Problems continue to plague the world's largest particle collider, as physicists today disclosed that a faulty electrical connection has knocked it offline until next spring.
The news comes just days after CERN, as the European Organization for Nuclear Research is known, said the faulty wiring would only have the Large Hadron Collider out of sevice for two months.
The organization released a statement today noting that it will need to investigate the issue further and do repairs. The repairs are unlikely to be completed before the project enters its "winter maintenance" period, the statement said.
"Coming immediately after the very successful start of the LHC operation on 10 September, this is undoubtedly a psychological blow," said CERN Director General Robert Aymar, in a statement. "Nevertheless, the success of the LHC's first operation … is testimony to years of painstaking preparation and the skill of the teams involved in building and running CERN's accelerator complex. I have no doubt that we will overcome this setback with the same degree of rigor and application."
CERN first reported last Friday that an electrical connection between two magnets melted, causing a "large helium leak" in the tunnel. CERN said that "at no time was there any risk to people."
As part of the investigation, technicians will need to bring the affected area of the collider's tunnel to room temperature and the involved magnets will have to be opened for inspection.
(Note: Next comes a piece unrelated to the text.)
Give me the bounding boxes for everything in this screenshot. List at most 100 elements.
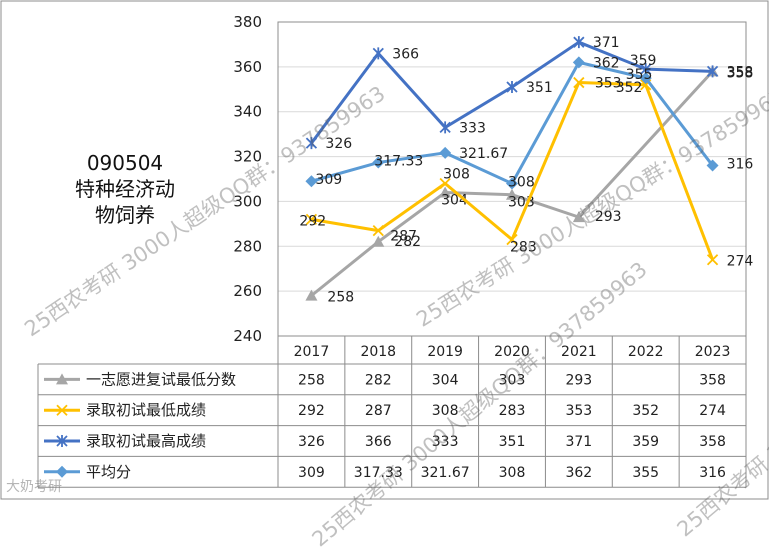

After the work is complete, the entire area will need to be recooled.
This latest problem comes about two weeks after a faulty transformer was replaced in the machine. The transformer went down the day after the collider's first test run, when a particle beam shot fully around the 17-mile, underground vacuum-sealed tube. After that, another beam was shot around the tube going in the opposite direction.
These tests are a buildup to the time when two beams will be shot around the tube in opposite directions on a collision course. Smashing the beams together will create showers of new particles that should re-create conditions in the universe just moments after its conception, giving scientists the chance to answer one of humanity's oldest questions: How was the universe created?
Last week, prior to the wiring problem, the collision test was expected to take place in a matter of weeks. Now, it will be pushed back until at least next spring.